Jon Dressler, cofounder of Rare Roots Hospitality (RRH), which runs Dressler’s, Dogwood Southern Table, The Porter’s House, and Fin & Fino, could read the writing on the wall as he closed his restaurants early two days before the governor put a stay-at-home order in place.
Dressler’s reasoning involved the health of his employees — both physically and financially. “I just felt it was coming, and I wanted the people to get unemployment before there was a big rush,” he said.
His thoughts upon hearing the order announced later that week went to his RRH family: “I don’t worry about things I can’t control, but the thing I have worried about since the beginning of this is that I have 242 employees, which translates to 242 families that I am personally responsible for, and that’s a responsibility I don’t take very lightly. The big deal for me was making sure people knew how to file for unemployment, how to get off unemployment, and to keep certifying. We’ve been providing family meals for our staff three days a week and we provide two meals on those three days, as we’re trying to do whatever we can to make sure people have money and food to put on their table.”

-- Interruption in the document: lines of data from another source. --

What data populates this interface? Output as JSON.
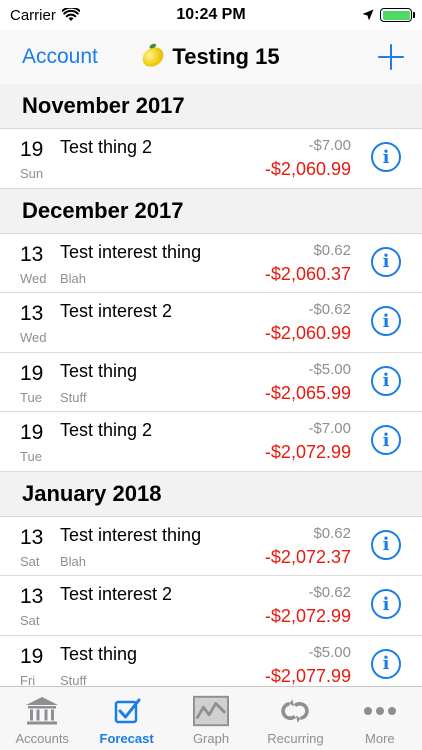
{
  "status_bar": {
    "carrier": "Carrier",
    "time": "10:24 PM"
  },
  "nav": {
    "back_label": "Account",
    "title": "Testing 15"
  },
  "sections": [
    {
      "title": "November 2017",
      "rows": [
        {
          "day": "19",
          "weekday": "Sun",
          "description": "Test thing 2",
          "note": "",
          "amount": "-$7.00",
          "balance": "-$2,060.99"
        }
      ]
    },
    {
      "title": "December 2017",
      "rows": [
        {
          "day": "13",
          "weekday": "Wed",
          "description": "Test interest thing",
          "note": "Blah",
          "amount": "$0.62",
          "balance": "-$2,060.37"
        },
        {
          "day": "13",
          "weekday": "Wed",
          "description": "Test interest 2",
          "note": "",
          "amount": "-$0.62",
          "balance": "-$2,060.99"
        },
        {
          "day": "19",
          "weekday": "Tue",
          "description": "Test thing",
          "note": "Stuff",
          "amount": "-$5.00",
          "balance": "-$2,065.99"
        },
        {
          "day": "19",
          "weekday": "Tue",
          "description": "Test thing 2",
          "note": "",
          "amount": "-$7.00",
          "balance": "-$2,072.99"
        }
      ]
    },
    {
      "title": "January 2018",
      "rows": [
        {
          "day": "13",
          "weekday": "Sat",
          "description": "Test interest thing",
          "note": "Blah",
          "amount": "$0.62",
          "balance": "-$2,072.37"
        },
        {
          "day": "13",
          "weekday": "Sat",
          "description": "Test interest 2",
          "note": "",
          "amount": "-$0.62",
          "balance": "-$2,072.99"
        },
        {
          "day": "19",
          "weekday": "Fri",
          "description": "Test thing",
          "note": "Stuff",
          "amount": "-$5.00",
          "balance": "-$2,077.99"
        }
      ]
    }
  ],
  "tabs": [
    {
      "label": "Accounts",
      "icon": "bank-icon",
      "active": false
    },
    {
      "label": "Forecast",
      "icon": "checkbox-icon",
      "active": true
    },
    {
      "label": "Graph",
      "icon": "graph-icon",
      "active": false
    },
    {
      "label": "Recurring",
      "icon": "recurring-icon",
      "active": false
    },
    {
      "label": "More",
      "icon": "more-icon",
      "active": false
    }
  ],
  "colors": {
    "accent": "#1a7de8",
    "negative_balance": "#e8190e",
    "secondary_text": "#8e8e93",
    "battery": "#4cd964"
  }
}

He’s currently still staffing 160 employees at his five Charlotte-area locations, as the rest chose unemployment. To help cover his losses and keep those employees paid, he took out a Paycheck Protection Program loan through the Cornelius-based Aquesta Bank that he does business with. He mentioned he got in early and “they were fantastic” in pushing it through.
There have been starts and stops with the business since the pandemic hit North Carolina. Initially, he closed all restaurants for a week to assess, then reopened for three weeks. Dressler heard from many employees who had become burnt out by the coronavirus news cycle, so he closed again to allow for self-care, then reopened when his employees were ready to get back to work.
From Dine-In to Curbside
His restaurants are currently open for curbside pickup from 4-8 p.m. on Tuesday-Saturday, but with most of his venues used to leaning on fine-dining concepts, business has been hit hard. All in all, RRH is doing just 10-20% of its usual sales, Dressler said.
“We are a dine-in experience, so people enjoy the food, but they also enjoy the service and the ambiance,” he said. “We haven’t been able to provide that, so while we’re able to provide food for the people, not having that experience has been a big deal.”
Adjusting to the times, Jon Dressler has lowered dinner prices, passing his own lower costs for carryout service on to the customer. (I bought takeout Saturday night and was amazed at not only the quality, but the amount of food I received for the price.)
“Our menu doesn’t necessarily play to a lot of carryout when we’re open, but the world has shifted and everyone is doing carryout because it’s the only option that you have,” he said.
A major piece of the RRH losses stems from the drink programs that can no longer operate. Dressler mentioned that the restaurants have had success selling drink kits that include everything but the alcohol, but it’s only a fraction of the usual alcohol revenue.
“When you’re doing 10 to 20% of your normal business, by definition you have an 80 to 90% opportunity lost,” he said. “Alcohol drop-offs are just one of those things.”
A recent bill introduced in the North Carolina General Assembly looked to relieve some losses for restaurants by allowing mixed drinks to be sold by delivery and carryout, though the provision was removed before the bill was passed through the N.C. House and Senate.
Getting Ready For What’s Next
RRH has strong relationships with local purveyors including farmers. Dressler mentioned they are doing their best to continue to support local farmers even with limited sales but, “We’re not able to support them in the matter that we’re accustomed to and they’re accustomed to.”
That’s really a summation of this entire crisis: It’s not just the individual businesses, but everyone they do business with along the chain that’s suffering.
As for where he goes from here, he mentioned he’s waiting for guidance from the health department and the governor’s office, which recently unveiled a three-phase plan to begin reopening the state that could begin rolling out this week.
“Whatever they tell us, we’re prepared to implement,” Dressler said. “We’ve got protocols in place for everything including sanitation and safety. We’re just getting ready and waiting.”
In forecasting the future, Jon Dressler’s projections show a 50-60% loss on the year. He believes he’ll keep the carryout offerings coming, and is currently working on a family meal dinner program for four that includes salads, entrées, and vegetable courses.
“I believe you will certainly see a shifting in dining patterns,” he said, looking ahead.
He plans to shift to meet those demands, whatever comes next.